希爾薇麵如紙色,僵硬地握著手裏的酒杯,眸光隱隱顫動。


    見她遲遲沒有反應,也沒有任何行禮的表示,西澤爾稍稍蹙了下眉,不由得低聲喚出了她的名字,以作提醒:


    “薇兒。”


    希爾薇這才遲緩呆滯地躬身,向伊薩克行禮。


    “參見帝國的太陽,伊薩克陛下。”


    僅僅與伊薩克的目光對上了一眼,她就迅速垂下了眼簾,卷翹的長睫掩飾住了心虛閃爍的藍色瞳眸。


    “陛下說笑了,我極少出來走動,也極少與帝國的貴族所有交際,陛下覺得我眼熟,可能隻是您的錯覺吧……”


    伊薩克彎著薄唇,饒有深意地盯著希爾薇低垂著的腦袋,耐人尋味地淺笑:


    “這樣嗎……或許我是真的認錯人了。
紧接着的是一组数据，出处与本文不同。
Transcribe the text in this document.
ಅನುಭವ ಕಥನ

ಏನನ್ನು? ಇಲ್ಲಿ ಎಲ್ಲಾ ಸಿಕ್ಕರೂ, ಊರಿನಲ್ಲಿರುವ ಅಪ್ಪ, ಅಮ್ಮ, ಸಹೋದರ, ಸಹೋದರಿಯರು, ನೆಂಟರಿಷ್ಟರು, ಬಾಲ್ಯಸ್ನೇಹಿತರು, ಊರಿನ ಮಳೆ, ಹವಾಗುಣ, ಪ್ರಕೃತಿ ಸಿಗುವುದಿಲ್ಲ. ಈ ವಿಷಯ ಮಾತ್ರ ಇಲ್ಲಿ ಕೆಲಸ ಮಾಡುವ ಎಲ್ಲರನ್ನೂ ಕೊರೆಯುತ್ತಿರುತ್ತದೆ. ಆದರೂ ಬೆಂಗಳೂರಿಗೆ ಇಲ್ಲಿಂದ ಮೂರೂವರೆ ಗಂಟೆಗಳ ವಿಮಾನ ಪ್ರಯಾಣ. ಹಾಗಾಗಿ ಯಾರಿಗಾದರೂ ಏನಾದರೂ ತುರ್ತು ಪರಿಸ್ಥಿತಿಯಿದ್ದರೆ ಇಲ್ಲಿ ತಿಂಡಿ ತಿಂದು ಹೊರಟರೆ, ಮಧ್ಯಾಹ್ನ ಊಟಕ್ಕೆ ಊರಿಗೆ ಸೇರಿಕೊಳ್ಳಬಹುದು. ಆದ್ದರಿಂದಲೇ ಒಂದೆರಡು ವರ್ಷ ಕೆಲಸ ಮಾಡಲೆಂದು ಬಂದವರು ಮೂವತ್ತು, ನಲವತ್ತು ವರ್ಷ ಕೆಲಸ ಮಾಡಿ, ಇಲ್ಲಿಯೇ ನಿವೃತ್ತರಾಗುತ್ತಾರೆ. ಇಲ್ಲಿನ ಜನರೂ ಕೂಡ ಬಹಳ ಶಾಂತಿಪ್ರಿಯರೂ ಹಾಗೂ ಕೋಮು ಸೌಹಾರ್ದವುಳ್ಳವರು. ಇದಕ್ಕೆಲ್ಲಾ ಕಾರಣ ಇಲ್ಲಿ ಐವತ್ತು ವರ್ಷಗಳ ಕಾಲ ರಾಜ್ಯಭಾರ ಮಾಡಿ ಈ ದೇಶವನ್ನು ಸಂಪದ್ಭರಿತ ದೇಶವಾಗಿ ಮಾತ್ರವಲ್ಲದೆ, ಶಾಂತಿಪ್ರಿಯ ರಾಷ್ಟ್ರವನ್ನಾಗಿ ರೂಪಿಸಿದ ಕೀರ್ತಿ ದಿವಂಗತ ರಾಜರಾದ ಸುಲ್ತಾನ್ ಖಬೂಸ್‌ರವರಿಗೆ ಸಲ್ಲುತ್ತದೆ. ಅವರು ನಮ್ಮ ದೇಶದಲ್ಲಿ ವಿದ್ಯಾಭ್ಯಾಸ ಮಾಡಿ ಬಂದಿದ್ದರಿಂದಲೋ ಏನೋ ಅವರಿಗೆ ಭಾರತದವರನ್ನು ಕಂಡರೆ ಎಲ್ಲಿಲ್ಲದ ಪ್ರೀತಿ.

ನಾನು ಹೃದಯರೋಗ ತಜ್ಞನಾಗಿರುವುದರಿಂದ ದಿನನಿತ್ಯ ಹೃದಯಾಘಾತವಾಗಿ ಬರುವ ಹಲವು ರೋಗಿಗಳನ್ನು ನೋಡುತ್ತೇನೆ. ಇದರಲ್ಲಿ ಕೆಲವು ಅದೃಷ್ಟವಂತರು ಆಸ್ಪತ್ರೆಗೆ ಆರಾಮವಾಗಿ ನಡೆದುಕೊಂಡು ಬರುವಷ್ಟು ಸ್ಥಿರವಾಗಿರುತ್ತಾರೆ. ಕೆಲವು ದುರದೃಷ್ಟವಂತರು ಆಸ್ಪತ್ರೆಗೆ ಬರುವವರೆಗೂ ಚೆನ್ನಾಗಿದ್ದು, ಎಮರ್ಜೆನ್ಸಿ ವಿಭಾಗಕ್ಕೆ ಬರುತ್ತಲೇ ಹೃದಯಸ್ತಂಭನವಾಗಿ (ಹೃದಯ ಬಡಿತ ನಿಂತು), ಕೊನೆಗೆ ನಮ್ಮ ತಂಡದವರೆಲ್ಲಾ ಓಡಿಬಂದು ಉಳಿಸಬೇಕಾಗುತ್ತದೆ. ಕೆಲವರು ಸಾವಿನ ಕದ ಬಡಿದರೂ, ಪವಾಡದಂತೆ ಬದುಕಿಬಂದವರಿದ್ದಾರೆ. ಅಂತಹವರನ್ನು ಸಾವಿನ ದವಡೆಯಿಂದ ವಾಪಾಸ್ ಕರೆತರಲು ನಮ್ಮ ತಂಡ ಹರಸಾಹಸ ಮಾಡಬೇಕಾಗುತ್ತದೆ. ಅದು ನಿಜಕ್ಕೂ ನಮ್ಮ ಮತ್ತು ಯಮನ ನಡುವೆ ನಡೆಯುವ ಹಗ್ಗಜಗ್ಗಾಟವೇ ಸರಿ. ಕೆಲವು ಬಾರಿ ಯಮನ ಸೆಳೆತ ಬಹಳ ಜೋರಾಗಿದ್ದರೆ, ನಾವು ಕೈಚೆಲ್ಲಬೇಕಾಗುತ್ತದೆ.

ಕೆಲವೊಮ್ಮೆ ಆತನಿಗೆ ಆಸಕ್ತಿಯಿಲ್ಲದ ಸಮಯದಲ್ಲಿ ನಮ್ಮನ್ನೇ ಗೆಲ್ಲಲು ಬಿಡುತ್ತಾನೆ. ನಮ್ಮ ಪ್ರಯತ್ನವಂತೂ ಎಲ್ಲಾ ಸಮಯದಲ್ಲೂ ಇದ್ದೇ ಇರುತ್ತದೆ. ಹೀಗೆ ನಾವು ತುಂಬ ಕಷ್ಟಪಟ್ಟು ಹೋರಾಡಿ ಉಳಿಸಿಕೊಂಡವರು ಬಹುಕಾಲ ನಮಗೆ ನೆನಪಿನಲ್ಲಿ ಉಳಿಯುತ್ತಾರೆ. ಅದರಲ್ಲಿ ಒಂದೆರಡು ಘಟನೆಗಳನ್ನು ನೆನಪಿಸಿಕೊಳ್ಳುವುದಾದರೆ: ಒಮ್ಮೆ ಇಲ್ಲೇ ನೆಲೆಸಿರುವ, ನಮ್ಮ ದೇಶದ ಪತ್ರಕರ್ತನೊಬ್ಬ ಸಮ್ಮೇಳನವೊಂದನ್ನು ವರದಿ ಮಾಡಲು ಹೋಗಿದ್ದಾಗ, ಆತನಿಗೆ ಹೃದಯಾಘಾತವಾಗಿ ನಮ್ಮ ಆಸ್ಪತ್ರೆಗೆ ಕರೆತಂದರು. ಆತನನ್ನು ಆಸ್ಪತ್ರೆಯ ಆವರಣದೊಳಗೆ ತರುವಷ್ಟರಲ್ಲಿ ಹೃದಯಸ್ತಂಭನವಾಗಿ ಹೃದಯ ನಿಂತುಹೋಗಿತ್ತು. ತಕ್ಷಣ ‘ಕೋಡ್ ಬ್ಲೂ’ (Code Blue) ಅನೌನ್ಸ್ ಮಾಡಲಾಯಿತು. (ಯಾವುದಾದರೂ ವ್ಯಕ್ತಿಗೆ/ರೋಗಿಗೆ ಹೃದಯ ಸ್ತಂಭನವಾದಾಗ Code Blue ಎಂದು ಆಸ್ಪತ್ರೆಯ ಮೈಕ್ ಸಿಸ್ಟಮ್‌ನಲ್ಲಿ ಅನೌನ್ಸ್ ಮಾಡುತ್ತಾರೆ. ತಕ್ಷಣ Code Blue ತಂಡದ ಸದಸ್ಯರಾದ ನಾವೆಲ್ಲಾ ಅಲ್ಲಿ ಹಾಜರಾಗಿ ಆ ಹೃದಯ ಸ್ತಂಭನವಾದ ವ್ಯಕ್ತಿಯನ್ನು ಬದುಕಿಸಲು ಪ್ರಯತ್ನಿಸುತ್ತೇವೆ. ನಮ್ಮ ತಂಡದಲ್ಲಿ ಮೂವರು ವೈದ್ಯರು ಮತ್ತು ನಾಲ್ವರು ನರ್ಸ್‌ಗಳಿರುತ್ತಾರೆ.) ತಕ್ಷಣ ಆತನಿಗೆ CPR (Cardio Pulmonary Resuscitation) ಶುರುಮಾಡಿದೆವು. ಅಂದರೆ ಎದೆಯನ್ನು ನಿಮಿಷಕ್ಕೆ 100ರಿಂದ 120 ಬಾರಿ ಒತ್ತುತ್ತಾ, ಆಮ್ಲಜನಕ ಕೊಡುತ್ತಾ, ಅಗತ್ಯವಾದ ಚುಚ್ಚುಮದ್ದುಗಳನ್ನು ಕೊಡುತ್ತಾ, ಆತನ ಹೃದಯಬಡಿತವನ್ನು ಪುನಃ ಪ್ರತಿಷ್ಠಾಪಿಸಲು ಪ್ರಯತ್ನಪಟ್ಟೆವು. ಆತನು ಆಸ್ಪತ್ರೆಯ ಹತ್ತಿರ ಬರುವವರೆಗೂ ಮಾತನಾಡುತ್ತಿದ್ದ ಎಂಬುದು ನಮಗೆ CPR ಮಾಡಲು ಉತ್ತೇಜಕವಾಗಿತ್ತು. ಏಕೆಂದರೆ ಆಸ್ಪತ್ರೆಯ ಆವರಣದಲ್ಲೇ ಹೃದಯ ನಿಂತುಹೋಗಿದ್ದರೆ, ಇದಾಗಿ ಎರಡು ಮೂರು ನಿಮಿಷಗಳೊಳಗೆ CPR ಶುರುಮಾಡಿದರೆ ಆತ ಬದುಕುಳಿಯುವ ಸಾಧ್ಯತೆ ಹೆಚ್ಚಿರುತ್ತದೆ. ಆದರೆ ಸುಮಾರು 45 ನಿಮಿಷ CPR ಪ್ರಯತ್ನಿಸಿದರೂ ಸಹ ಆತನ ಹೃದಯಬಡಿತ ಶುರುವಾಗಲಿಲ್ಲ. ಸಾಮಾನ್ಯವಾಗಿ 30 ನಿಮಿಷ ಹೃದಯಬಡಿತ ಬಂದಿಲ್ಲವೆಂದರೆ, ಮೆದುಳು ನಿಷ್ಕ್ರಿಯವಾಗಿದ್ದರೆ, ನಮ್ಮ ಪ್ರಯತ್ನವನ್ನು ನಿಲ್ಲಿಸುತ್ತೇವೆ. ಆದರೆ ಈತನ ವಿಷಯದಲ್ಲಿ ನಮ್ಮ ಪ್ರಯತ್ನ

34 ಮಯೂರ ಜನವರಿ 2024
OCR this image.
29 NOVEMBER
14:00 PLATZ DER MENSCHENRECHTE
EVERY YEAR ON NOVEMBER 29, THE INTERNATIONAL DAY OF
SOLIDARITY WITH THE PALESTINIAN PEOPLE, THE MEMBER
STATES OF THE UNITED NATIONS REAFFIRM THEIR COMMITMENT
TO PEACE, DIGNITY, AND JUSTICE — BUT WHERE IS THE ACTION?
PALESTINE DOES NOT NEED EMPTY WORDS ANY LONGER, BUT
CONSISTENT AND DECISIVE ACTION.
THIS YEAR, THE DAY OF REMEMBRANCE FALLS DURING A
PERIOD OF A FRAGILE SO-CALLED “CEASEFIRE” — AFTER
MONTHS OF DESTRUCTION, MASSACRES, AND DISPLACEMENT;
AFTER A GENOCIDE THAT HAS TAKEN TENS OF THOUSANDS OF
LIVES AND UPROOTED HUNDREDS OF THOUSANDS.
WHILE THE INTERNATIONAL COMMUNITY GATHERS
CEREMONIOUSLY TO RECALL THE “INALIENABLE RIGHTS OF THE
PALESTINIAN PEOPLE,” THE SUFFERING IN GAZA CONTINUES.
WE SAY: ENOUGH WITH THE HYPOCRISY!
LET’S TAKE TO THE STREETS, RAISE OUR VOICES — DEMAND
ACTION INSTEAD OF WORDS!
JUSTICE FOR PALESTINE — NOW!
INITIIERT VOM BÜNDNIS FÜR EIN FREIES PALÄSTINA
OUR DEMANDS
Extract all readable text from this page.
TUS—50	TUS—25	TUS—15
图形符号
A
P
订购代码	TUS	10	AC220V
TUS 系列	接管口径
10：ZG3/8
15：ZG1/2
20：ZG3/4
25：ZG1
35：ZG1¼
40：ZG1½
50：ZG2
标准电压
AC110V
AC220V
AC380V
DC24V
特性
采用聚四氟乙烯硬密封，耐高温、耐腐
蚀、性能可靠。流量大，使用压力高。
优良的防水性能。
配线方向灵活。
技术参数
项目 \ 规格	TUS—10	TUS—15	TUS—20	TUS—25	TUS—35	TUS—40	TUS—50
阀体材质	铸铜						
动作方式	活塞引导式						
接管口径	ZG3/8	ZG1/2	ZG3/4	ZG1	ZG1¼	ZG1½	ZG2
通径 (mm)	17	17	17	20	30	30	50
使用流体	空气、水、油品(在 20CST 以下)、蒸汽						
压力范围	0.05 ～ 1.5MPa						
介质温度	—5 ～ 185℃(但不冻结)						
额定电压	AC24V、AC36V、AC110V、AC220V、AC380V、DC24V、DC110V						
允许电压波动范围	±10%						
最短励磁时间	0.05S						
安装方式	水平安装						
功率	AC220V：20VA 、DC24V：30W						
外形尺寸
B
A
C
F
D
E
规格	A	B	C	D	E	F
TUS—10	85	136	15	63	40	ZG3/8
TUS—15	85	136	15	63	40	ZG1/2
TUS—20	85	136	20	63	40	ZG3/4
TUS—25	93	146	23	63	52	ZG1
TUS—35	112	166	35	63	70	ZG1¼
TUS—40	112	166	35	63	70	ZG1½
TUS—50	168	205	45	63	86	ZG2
畢竟,像公主殿下這樣自小接受宮廷禮儀教化的人,定然不會是那種傲慢無禮、目中無人的性子……公主殿下,我說的對嗎?”


    希爾薇暗暗攥緊了手,臉上一陣紅一陣白。


    此刻,當著這麽多人的麵,周圍豎起了那麽多隻耳朵,但凡有點智商的人都能聽出來伊薩克話裏有話,簡直是存心讓她下不了台。


    正當希爾薇琢磨著要如何應對時,她的頭頂又緊跟著傳來了一道極其輕漫慵懶的童音:


    “好了,我已經接受了你的見禮。你現在可以退下了,公主殿下。”


    伊薩克的眼神似乎落在了她的臉上,又好像已經穿透了她,漫不經心間流露出的高傲姿態,給人一種高高在上的傲慢與蔑然感。


    這一刻,希爾薇可以說是猛地咬住了唇,她竟然被一個十二歲的孩子當眾羞-辱了?!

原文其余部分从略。